A imagem evocada pela frase é curiosa: menciona dois dos sentidos básicos, a visão e o paladar, e se relaciona com o “ouvir” (o som da viola) e naturalmente o “ver”, e até mesmo o tato, pois a “bela viola” é objeto táctil, real, concreto. Predomina, entretanto, o visual da viola e o pão, ambos falsos e enganosos:
Apesar da obviedade, nada é mais comum do que se deixar levar pelas aparências: por toda parte nos deparamos com situações onde o lustre aparente é tão convincente que um equívoco ou um erro grasso toma forma de verdade, quando quer dizer exatamente o contrário. E neste nosso mundo, onde “ser é parecer”, uma boa imagem, mesmo falsa, adquire importância que rivaliza e até supera o “conteúdo” autentico.

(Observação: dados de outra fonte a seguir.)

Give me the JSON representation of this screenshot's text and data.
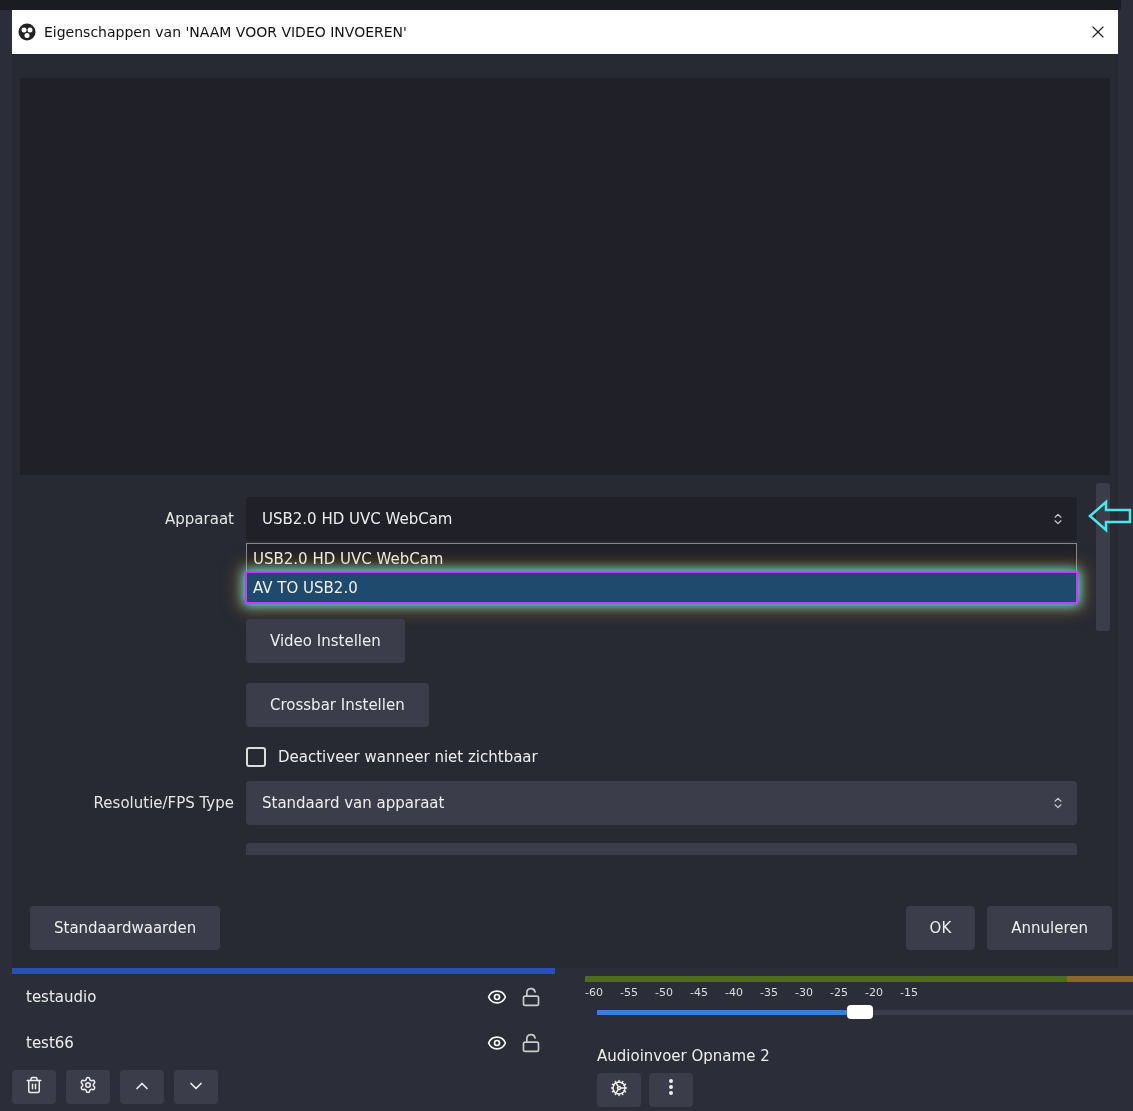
{
  "window": {
    "title": "Eigenschappen van 'NAAM VOOR VIDEO INVOEREN'"
  },
  "properties": {
    "device": {
      "label": "Apparaat",
      "value": "USB2.0 HD UVC WebCam",
      "options": [
        {
          "label": "USB2.0 HD UVC WebCam",
          "highlighted": false
        },
        {
          "label": "AV TO USB2.0",
          "highlighted": true
        }
      ]
    },
    "buttons": [
      "Video Instellen",
      "Crossbar Instellen"
    ],
    "checkbox": {
      "label": "Deactiveer wanneer niet zichtbaar",
      "checked": false
    },
    "resolution": {
      "label": "Resolutie/FPS Type",
      "value": "Standaard van apparaat"
    }
  },
  "footer": {
    "defaults": "Standaardwaarden",
    "ok": "OK",
    "cancel": "Annuleren"
  },
  "sources": [
    {
      "name": "testaudio",
      "visible": true,
      "locked": false
    },
    {
      "name": "test66",
      "visible": true,
      "locked": false
    }
  ],
  "mixer": {
    "ticks": [
      "-60",
      "-55",
      "-50",
      "-45",
      "-40",
      "-35",
      "-30",
      "-25",
      "-20",
      "-15"
    ],
    "level": 0.49,
    "channel": "Audioinvoer Opname 2"
  }
}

Nas empresas, nas corporações, no mundo artístico, no universo acadêmico ou simplesmente no grande mercado das personalidades, por toda a parte se insinuam as máscaras que escondem insidiosas verdades (cabe aqui uma ressalva: nem sempre as máscaras são vis e mentirosas, muitas vezes são escudo protetor. Muitos que sofreram perseguições ou preconceitos de várias ordens, adotam diante da vida a postura da dissimulação e tal muitas vezes se estendem por incontáveis gerações e atingem comunidades inteiras, até mesmo países. Não é, entretanto, o caso aqui tratado).

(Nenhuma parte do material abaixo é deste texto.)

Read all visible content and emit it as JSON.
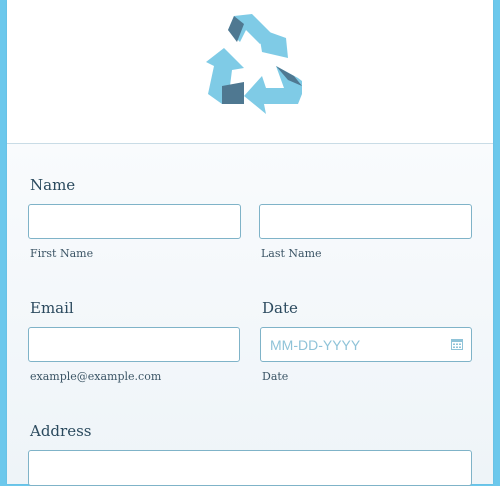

O motivo desta intervenção é a clássica e vexatória situação do governo Dilma Rousseff de nomear para a Comissão dos Direitos Humanos um racista e homofóbico, que seria tão somente mais um capítulo referente aos famigerados acordos político-partidários. Claro que dona Dilma não teve essa intenção (colocar um lobo a tomar conta de ovelhas), mas reporta à antiquissima prática que desde os primórdios nacionais refletiu os acordões praticados pelas elites, negociando as fatias de poder sem ao menos pensar nas consequências, principalmente se as mesmas recaem sobre o povo –
- reflitamos, fria e francamente: que interesse deve ter para aquela gente engomada, algo como Direitos Humanos? O que é isso? Nem ouso dizer que sua compreensão é algo subjetivo, a verdade é que Direitos Humanos é uma expressão desprovida de qualquer valor, apenas um termo de discurso, há quem confunda – pasmem! – que direitos humanos são feitos para proteger bandidos, quando se fala na questão de humanizar as prisões. A verdade é que a expressão Direitos Humanos adquiriu uma conotação de rameirice ordinária, é coisa marginal: a expressão é forte, mas não consigo encontrar equivalente para designar o pouco caso com que é tratada a questão. Direitos Humanos são universais e deveria ser destas coisas sacralizadas e cristalizadas na sociedade. O que vem a ser algo cristalizado nas consciências? A democracia americana é um exemplo: pode merecer críticas, pode ter contradições entre discurso e prática, no entanto, ninguém coloca em dúvida o sistema onde a liberdade é o bem inquestionável, logo o mais precioso. Entretanto, convenhamos: a noção do que seja Direitos Humanos reflete, lamentavelmente, o padrão educacional que os anos de relativo progresso econômico não conseguiram sequer fustigar a superfície: nossas escolas públicas, na sua maioria absoluta não cumprem minimamente seu papel. E as elites encasteladas no poder, trabalham para si, mantendo de maneira descarada seus privilégios.Exemplo: o disparate de juízes corruptos apanhados em flagrante delito é “aposentado” com vencimentos integrais! Ora, ora! O povo? Morre em filas de hospitais. Tudo isso são Direitos Humanos, mas os conchavos políticos permitem que se coloque no comando da importante Comissão alguém que simplesmente não deveria estar lá! A discussão vai longe, porém, vale perguntar: até quando? Até quando a consciência popular ficará amortecida e submersa? Ocorre-me outro dito popular: “que pílula estão a dourar?”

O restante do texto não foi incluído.